Like a mirror, God appears to be more and more a reflection of whoever it is that happens to be talking about God at the moment.

And then there are the latest surveys and polls, the ones telling us how many of us believe and don’t believe in God and how many fewer of us are going to church, inevitably prompting experts to speculate about demographics and technology and worship style and this generation versus that generation, all of it avoiding the glaring truth that sits right there elephant-like in the middle of the room.

The truth is, we have a problem with God.

It’s not just a problem of definition—what is it we’re talking about when we talk about God?—and it’s not just the increasing likelihood that two people discussing God are in fact talking about two extraordinarily different realities while using the exact same word.

This problem with God goes much, much deeper.

As a pastor over the past twenty years, what I’ve seen again and again is people who want to live lives of meaning and peace and significance and joy—people who have a compelling sense that their spirituality is in some vital and yet mysterious way central to who they are—but who can’t find meaning in the dominant conceptions, perceptions, and understandings of God they’ve encountered. In fact, those conceptions aren’t just failing them but are actually causing harm.

We’re engaged more than ever by the possibilities of soul and spirit, and by the nagging suspicion that all of this may not be a grand accident after all; but God, an increasing number of people are asking—what does God have to do with that?

I’ve written this book about that word, then, because there’s something in the air, we’re in the midst of a massive rethink, a movement is gaining momentum, a moment in history is in the making: there is a growing sense among a growing number of people that when it comes to God, we’re at the end of one era and the start of another, an entire mode of understanding and talking about God dying as something new is being birthed.

There’s an ancient story about a man named Jacob who had a magnificent dream, and when he wakes up he says, “Surely God was in this place, and I, I wasn’t aware of it.”

Until now.

The power of the story is its timeless reminder that God hasn’t changed; it’s Jacob who wakes up to a whole new awareness of who—and where—God is.

Which brings me back to this moment, to the realization among an increasing number of people that we are waking up in new ways to the God who’s been here the whole time.

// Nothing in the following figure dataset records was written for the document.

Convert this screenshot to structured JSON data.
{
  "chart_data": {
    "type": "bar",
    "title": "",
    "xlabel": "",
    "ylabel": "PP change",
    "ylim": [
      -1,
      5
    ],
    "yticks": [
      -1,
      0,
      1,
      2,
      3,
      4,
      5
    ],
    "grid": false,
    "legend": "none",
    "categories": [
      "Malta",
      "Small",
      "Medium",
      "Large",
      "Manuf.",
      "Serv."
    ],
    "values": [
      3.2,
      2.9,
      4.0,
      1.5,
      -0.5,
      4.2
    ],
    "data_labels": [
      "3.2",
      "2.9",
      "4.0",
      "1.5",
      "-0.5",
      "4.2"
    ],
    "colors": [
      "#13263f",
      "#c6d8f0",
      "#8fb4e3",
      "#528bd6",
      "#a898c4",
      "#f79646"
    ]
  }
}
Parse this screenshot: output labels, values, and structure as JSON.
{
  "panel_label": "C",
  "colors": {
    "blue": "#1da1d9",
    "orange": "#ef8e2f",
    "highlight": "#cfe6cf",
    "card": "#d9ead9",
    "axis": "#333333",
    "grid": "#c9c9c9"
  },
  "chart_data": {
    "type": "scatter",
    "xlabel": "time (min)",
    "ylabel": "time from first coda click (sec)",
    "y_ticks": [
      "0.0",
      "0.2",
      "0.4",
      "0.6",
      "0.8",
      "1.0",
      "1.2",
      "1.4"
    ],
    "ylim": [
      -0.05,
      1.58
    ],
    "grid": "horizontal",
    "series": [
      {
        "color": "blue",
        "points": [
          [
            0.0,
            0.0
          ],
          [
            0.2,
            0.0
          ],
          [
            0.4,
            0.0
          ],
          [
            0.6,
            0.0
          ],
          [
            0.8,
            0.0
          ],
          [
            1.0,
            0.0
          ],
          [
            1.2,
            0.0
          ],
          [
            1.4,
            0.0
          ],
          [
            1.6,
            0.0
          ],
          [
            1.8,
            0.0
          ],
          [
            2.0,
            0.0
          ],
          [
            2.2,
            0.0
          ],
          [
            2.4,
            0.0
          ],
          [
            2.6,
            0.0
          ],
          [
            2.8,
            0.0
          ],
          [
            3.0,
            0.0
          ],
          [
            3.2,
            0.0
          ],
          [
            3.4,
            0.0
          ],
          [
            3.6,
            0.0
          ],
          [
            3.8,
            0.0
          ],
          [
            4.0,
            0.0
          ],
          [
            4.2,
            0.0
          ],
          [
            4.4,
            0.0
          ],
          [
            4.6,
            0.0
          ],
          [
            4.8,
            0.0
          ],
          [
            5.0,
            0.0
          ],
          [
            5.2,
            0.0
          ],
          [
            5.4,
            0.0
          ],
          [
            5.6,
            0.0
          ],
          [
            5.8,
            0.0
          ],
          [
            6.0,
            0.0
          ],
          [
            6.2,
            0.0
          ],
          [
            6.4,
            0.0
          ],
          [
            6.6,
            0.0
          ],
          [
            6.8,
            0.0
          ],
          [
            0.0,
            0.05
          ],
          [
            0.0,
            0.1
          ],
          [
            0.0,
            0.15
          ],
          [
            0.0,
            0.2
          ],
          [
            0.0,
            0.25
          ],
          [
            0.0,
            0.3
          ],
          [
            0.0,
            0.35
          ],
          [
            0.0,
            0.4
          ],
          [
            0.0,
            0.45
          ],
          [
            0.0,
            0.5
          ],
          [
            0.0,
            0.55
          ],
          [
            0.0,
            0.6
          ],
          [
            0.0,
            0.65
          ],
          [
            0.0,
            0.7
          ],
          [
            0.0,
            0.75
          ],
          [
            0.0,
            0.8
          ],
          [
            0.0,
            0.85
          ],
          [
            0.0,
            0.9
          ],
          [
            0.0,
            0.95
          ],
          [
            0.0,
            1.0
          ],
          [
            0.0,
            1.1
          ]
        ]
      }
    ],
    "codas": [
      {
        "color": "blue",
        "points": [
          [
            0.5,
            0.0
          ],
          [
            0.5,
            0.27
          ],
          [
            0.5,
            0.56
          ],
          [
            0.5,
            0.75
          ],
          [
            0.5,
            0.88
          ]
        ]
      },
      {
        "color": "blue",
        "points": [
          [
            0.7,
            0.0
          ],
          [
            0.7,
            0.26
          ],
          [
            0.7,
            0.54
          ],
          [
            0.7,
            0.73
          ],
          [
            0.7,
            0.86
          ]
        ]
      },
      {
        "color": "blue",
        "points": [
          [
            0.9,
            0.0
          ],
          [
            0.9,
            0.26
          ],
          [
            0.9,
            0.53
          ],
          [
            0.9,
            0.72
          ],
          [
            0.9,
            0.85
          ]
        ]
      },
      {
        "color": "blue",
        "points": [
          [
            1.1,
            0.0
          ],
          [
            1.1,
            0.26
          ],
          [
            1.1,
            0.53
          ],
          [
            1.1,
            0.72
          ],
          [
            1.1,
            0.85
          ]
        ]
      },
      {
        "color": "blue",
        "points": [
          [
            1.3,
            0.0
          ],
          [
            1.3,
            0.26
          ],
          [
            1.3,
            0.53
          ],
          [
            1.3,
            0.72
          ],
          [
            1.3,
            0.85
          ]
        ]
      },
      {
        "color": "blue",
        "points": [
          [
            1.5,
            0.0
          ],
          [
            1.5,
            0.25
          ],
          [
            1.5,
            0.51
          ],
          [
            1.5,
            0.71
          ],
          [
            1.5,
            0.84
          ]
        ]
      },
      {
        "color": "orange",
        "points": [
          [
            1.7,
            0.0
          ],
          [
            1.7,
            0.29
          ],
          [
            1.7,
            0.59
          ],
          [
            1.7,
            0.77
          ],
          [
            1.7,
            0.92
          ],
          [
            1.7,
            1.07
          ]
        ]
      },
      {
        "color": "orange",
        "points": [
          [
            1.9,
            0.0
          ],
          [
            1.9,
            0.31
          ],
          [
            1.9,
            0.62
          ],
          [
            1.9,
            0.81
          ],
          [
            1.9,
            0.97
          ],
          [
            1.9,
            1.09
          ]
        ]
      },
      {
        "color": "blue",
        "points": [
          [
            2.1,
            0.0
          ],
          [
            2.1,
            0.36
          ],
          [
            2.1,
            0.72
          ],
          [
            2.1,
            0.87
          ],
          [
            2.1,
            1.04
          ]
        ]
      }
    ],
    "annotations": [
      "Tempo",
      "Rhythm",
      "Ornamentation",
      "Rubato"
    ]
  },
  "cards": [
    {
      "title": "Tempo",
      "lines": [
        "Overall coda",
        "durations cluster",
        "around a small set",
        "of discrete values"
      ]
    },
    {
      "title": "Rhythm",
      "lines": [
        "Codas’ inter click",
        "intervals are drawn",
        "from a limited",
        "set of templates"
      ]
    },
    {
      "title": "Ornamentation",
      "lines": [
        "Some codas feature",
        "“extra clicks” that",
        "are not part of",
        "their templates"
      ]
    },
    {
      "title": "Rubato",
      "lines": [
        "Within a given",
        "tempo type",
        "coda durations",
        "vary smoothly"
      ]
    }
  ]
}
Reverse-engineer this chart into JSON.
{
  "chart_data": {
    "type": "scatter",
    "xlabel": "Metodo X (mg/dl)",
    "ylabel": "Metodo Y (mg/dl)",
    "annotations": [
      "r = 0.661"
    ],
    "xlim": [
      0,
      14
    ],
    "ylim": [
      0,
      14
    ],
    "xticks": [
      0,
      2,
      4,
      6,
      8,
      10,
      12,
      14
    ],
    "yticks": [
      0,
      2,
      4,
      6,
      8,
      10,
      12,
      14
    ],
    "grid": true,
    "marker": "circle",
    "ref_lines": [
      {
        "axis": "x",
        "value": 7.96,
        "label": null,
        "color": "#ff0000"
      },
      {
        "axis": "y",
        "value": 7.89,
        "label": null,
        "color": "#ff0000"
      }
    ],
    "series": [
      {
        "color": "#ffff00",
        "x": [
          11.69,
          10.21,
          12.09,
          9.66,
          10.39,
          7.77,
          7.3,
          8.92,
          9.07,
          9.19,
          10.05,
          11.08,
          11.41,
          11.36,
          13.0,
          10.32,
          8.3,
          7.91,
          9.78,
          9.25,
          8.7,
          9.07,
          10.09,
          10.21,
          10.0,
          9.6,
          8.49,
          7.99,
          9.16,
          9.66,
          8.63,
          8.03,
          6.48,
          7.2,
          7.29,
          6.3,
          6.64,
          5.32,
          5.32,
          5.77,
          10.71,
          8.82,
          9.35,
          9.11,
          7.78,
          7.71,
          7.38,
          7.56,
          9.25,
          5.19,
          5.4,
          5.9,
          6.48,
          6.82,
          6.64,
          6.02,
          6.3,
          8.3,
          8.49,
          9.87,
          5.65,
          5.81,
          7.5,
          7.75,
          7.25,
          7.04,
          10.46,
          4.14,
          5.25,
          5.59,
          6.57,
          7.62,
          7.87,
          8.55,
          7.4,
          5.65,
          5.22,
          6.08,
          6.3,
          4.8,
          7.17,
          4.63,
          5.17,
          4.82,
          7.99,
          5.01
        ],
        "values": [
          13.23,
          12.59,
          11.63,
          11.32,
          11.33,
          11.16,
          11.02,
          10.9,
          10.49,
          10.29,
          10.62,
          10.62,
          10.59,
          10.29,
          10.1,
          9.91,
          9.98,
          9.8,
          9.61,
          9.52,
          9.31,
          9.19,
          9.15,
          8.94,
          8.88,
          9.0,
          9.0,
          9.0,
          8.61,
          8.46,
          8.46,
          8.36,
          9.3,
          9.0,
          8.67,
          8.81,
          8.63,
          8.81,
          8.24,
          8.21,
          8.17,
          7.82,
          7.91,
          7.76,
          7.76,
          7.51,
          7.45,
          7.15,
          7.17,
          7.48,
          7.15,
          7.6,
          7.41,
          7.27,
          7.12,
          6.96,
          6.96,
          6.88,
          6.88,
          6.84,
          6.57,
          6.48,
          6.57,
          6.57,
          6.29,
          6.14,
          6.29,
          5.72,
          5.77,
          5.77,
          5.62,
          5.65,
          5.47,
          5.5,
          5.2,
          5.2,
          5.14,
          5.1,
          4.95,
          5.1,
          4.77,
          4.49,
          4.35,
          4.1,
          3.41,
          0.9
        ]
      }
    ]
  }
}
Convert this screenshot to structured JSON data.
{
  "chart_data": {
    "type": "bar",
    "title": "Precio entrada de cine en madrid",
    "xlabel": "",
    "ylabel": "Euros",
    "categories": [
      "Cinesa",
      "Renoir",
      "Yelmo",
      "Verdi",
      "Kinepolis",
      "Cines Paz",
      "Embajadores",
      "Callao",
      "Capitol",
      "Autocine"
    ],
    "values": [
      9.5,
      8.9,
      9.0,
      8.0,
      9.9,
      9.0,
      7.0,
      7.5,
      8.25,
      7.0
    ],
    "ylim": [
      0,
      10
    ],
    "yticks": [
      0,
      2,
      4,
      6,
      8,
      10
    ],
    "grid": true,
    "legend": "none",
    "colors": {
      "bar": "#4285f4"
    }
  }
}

I’m aware, to say the least, that talking about this and writing a book about it, naming it and trying to explain it and taking a shot at describing where it’s all headed, runs all sorts of risks.

I get that.

We’re surrounded by friends and neighbors and family and intellectual and religious systems with deeply held, vested interests in the conventional categories and conceptions of belief and denial continuing to remain as entrenched as those traditional conceptions are. There are, as they say, snipers on every roof. And being controversial isn’t remotely interesting.

But love and meaning and joy and hope?

That’s compelling.

That’s what I’m after.

That’s worth the risk.

The great German scholar Helmut Thielicke once said that a person who speaks to this hour’s need will always be skirting the edge of heresy, but only the person who risks those heresies can gain the truth.

And the truth is, we have a problem—we have a need—and there’s always the chance that this may in fact be the hour.

First, then, a bit more about this God problem . . .

When I was twenty, I drove an Oldsmobile.

Remember those?

It was a four-door Delta 88 and it was silver and it had a bench seat across the front with an armrest that folded down and it fit seven or eight people easily and in a feat of engineering genius the rear license plate was on a hinge that you pulled down in order to fill up the gas tank and the trunk was so huge you could put five snowboards in at the same time or a drum set, several guitar amps, and a body if you needed to. (I’m just messing with you there, about the body.) My friends called it “the Sled.”